Topshop faces accusations of using sweatshop labour

LONDON - Topshop is the latest brand to face accusations of using sweatshop labour, after it was revealed that some of its workers get paid only £4 a day to make some of the clothes in the latest Kate Moss-designed collection.

The Sunday Times has revealed that Bangladeshi, Sri Lankan and Indian workers were being paid between 22p and 40p an hour at factories in Mauritius, and are made to work up to 12 hours a day, six days a week.

The paper also reports that one of the factories pays workers different rates based on their country of origin, with Bangladeshis earning less than Sri Lankans. The report also highlights dodgy recruitment practices, whereby workers pay agents around £750 to take up jobs they are told will be well-paid.
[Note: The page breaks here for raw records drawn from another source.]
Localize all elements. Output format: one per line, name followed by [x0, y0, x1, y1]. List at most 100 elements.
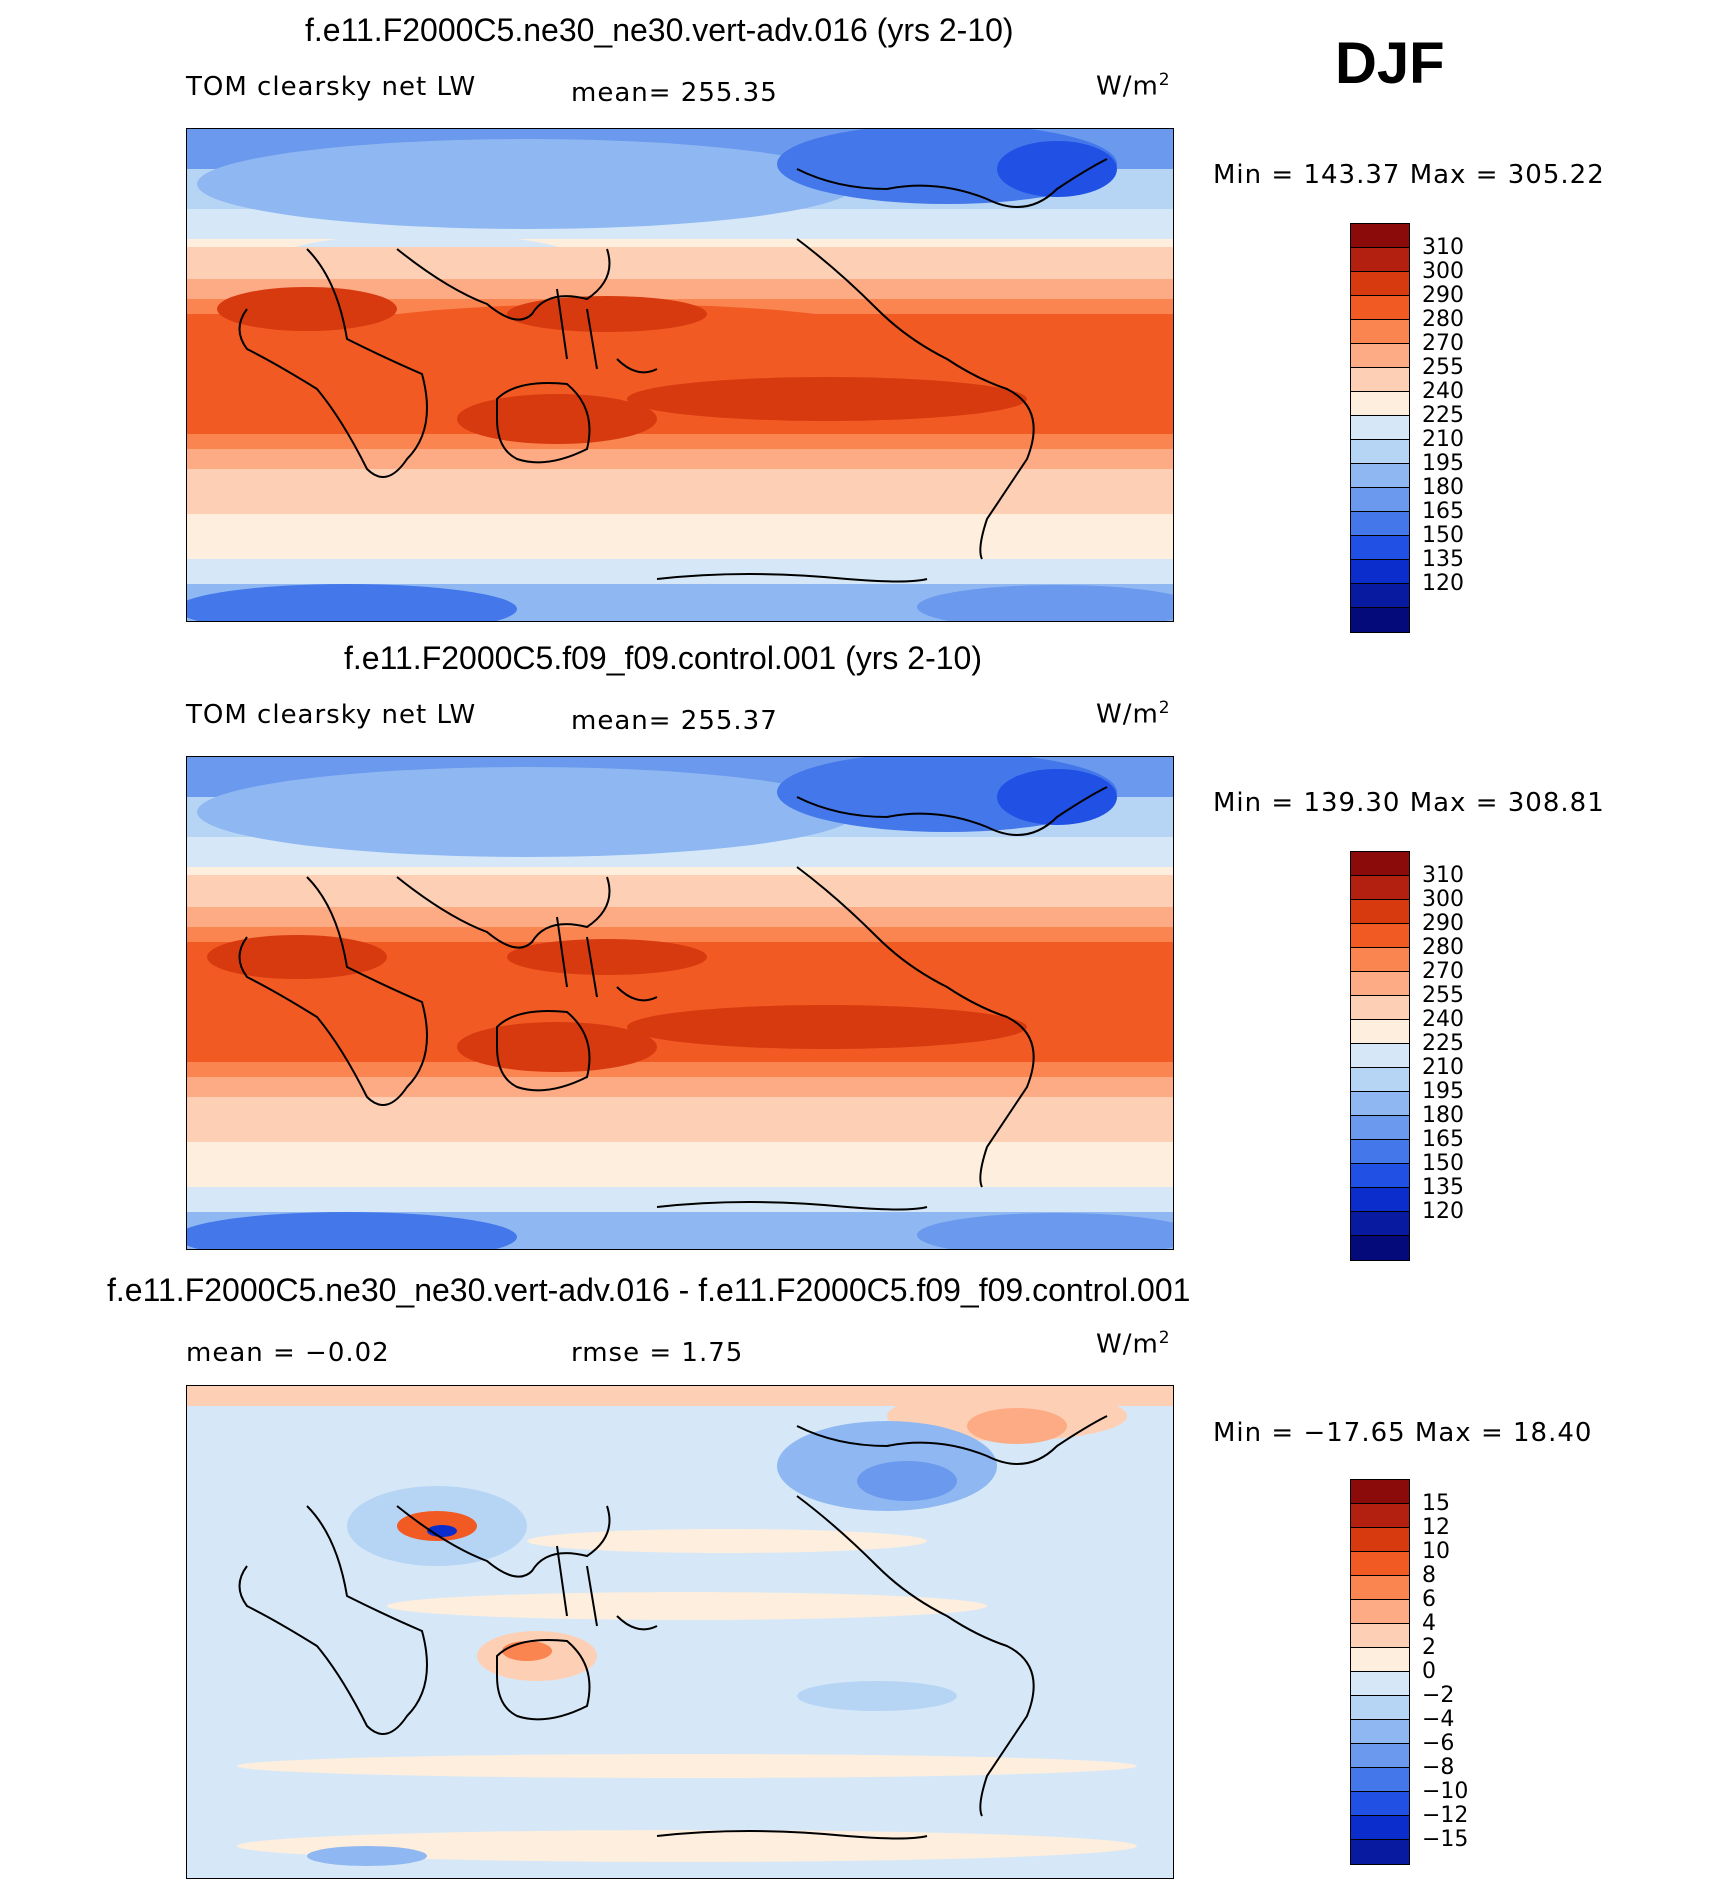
colorbar-swatch — [1351, 1236, 1409, 1260]
colorbar-swatch — [1351, 1744, 1409, 1768]
colorbar-label: 180 — [1422, 1103, 1464, 1128]
colorbar-swatch — [1351, 876, 1409, 900]
colorbar-label: −10 — [1422, 1779, 1469, 1804]
colorbar-swatch — [1351, 948, 1409, 972]
colorbar-label: 165 — [1422, 499, 1464, 524]
colorbar-swatch — [1351, 1020, 1409, 1044]
panel-2-map-field — [187, 757, 1173, 1249]
colorbar-label: 135 — [1422, 547, 1464, 572]
panel-3-map — [186, 1385, 1174, 1879]
panel-2-mean: mean= 255.37 — [571, 706, 778, 736]
colorbar-label: 270 — [1422, 331, 1464, 356]
colorbar-label: 120 — [1422, 571, 1464, 596]
colorbar-label: 135 — [1422, 1175, 1464, 1200]
colorbar-swatch — [1351, 1528, 1409, 1552]
colorbar-label: 12 — [1422, 1515, 1450, 1540]
panel-1-title: f.e11.F2000C5.ne30_ne30.vert-adv.016 (yr… — [305, 12, 1014, 48]
panel-1-variable: TOM clearsky net LW — [186, 72, 477, 102]
colorbar-swatch — [1351, 320, 1409, 344]
colorbar-label: 225 — [1422, 403, 1464, 428]
panel-3-minmax: Min = −17.65 Max = 18.40 — [1213, 1418, 1593, 1448]
colorbar-label: 0 — [1422, 1659, 1436, 1684]
panel-3-colorbar — [1350, 1479, 1410, 1865]
colorbar-label: 290 — [1422, 911, 1464, 936]
panel-1-colorbar — [1350, 223, 1410, 633]
colorbar-label: 280 — [1422, 935, 1464, 960]
colorbar-swatch — [1351, 1188, 1409, 1212]
colorbar-label: −6 — [1422, 1731, 1455, 1756]
colorbar-label: −8 — [1422, 1755, 1455, 1780]
colorbar-label: −4 — [1422, 1707, 1455, 1732]
panel-2-title: f.e11.F2000C5.f09_f09.control.001 (yrs 2… — [344, 640, 982, 676]
colorbar-swatch — [1351, 924, 1409, 948]
colorbar-label: 310 — [1422, 235, 1464, 260]
colorbar-swatch — [1351, 416, 1409, 440]
colorbar-swatch — [1351, 344, 1409, 368]
colorbar-label: 180 — [1422, 475, 1464, 500]
colorbar-label: 195 — [1422, 451, 1464, 476]
colorbar-swatch — [1351, 1576, 1409, 1600]
colorbar-label: 300 — [1422, 259, 1464, 284]
panel-3-map-field — [187, 1386, 1173, 1878]
colorbar-swatch — [1351, 584, 1409, 608]
colorbar-swatch — [1351, 1552, 1409, 1576]
colorbar-label: −12 — [1422, 1803, 1469, 1828]
panel-3-title: f.e11.F2000C5.ne30_ne30.vert-adv.016 - f… — [107, 1272, 1191, 1308]
colorbar-swatch — [1351, 1672, 1409, 1696]
panel-2-colorbar — [1350, 851, 1410, 1261]
panel-1-map — [186, 128, 1174, 622]
colorbar-swatch — [1351, 852, 1409, 876]
colorbar-swatch — [1351, 536, 1409, 560]
colorbar-swatch — [1351, 560, 1409, 584]
colorbar-swatch — [1351, 1648, 1409, 1672]
colorbar-swatch — [1351, 272, 1409, 296]
colorbar-swatch — [1351, 1212, 1409, 1236]
colorbar-swatch — [1351, 608, 1409, 632]
panel-1-mean: mean= 255.35 — [571, 78, 778, 108]
colorbar-swatch — [1351, 1624, 1409, 1648]
panel-1-unit: W/m2 — [1096, 70, 1171, 102]
colorbar-label: 150 — [1422, 1151, 1464, 1176]
panel-2-minmax: Min = 139.30 Max = 308.81 — [1213, 788, 1605, 818]
panel-3-rmse: rmse = 1.75 — [571, 1338, 744, 1368]
colorbar-swatch — [1351, 1816, 1409, 1840]
colorbar-swatch — [1351, 1696, 1409, 1720]
colorbar-label: −2 — [1422, 1683, 1455, 1708]
colorbar-swatch — [1351, 1768, 1409, 1792]
colorbar-swatch — [1351, 996, 1409, 1020]
colorbar-swatch — [1351, 464, 1409, 488]
panel-2-map — [186, 756, 1174, 1250]
colorbar-label: 240 — [1422, 1007, 1464, 1032]
colorbar-swatch — [1351, 368, 1409, 392]
colorbar-label: 4 — [1422, 1611, 1436, 1636]
colorbar-swatch — [1351, 1068, 1409, 1092]
colorbar-label: 210 — [1422, 427, 1464, 452]
colorbar-label: 300 — [1422, 887, 1464, 912]
colorbar-label: −15 — [1422, 1827, 1469, 1852]
colorbar-swatch — [1351, 296, 1409, 320]
colorbar-swatch — [1351, 1092, 1409, 1116]
colorbar-swatch — [1351, 1140, 1409, 1164]
colorbar-swatch — [1351, 1600, 1409, 1624]
colorbar-swatch — [1351, 1164, 1409, 1188]
colorbar-label: 150 — [1422, 523, 1464, 548]
colorbar-swatch — [1351, 248, 1409, 272]
colorbar-swatch — [1351, 392, 1409, 416]
colorbar-label: 225 — [1422, 1031, 1464, 1056]
season-label: DJF — [1335, 31, 1445, 96]
panel-1-minmax: Min = 143.37 Max = 305.22 — [1213, 160, 1605, 190]
colorbar-swatch — [1351, 1116, 1409, 1140]
colorbar-label: 15 — [1422, 1491, 1450, 1516]
colorbar-label: 120 — [1422, 1199, 1464, 1224]
colorbar-label: 165 — [1422, 1127, 1464, 1152]
colorbar-swatch — [1351, 1044, 1409, 1068]
colorbar-swatch — [1351, 1840, 1409, 1864]
colorbar-swatch — [1351, 1792, 1409, 1816]
panel-2-variable: TOM clearsky net LW — [186, 700, 477, 730]
colorbar-swatch — [1351, 972, 1409, 996]
colorbar-swatch — [1351, 488, 1409, 512]
colorbar-swatch — [1351, 440, 1409, 464]
colorbar-label: 10 — [1422, 1539, 1450, 1564]
colorbar-swatch — [1351, 512, 1409, 536]
colorbar-swatch — [1351, 1720, 1409, 1744]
Topshop, one of the brands owned by Sir Philip Green's Arcadia Group, scored a huge coup earlier this year when it signed up model Kate Moss to design a range of clothing for the company. The launch of the first collection stopped traffic in London's Oxford Street and garnered acres of media coverage, with women queuing up all over the country to secure their piece of cheap designer clothing.

The factories are not owned by Arcadia Group, but make clothes for its stores, which include Topshop, Topman, Burton and Dorothy Perkins.

According to the Sunday Times, Green has said he will look into the issue. He said: "I am interested in getting things right. We have processes and procedures which all factories sign up to... You are telling me that factories are happy to breach our code of conduct. I've got to look into it."

At the same time, pizza delivery chain Domino's is being criticised by Unite over the way it treats its workers. The union is backing a group of Hungarian workers who were sacked from Domino's branches in Derby after questioning the practice of deducting insurance, rent and car payments from their wages.

Unite said that "there appeared to be a deliberate strategy of keeping the workers in debt to the company through a series of crippling deductions", and highlighted the case of a worker who earned only £5 over four months because of such payments.

The owner of a Domino's franchise in Derby, where the union organised a protest, has denied exploitation, and said that the union is bullying him.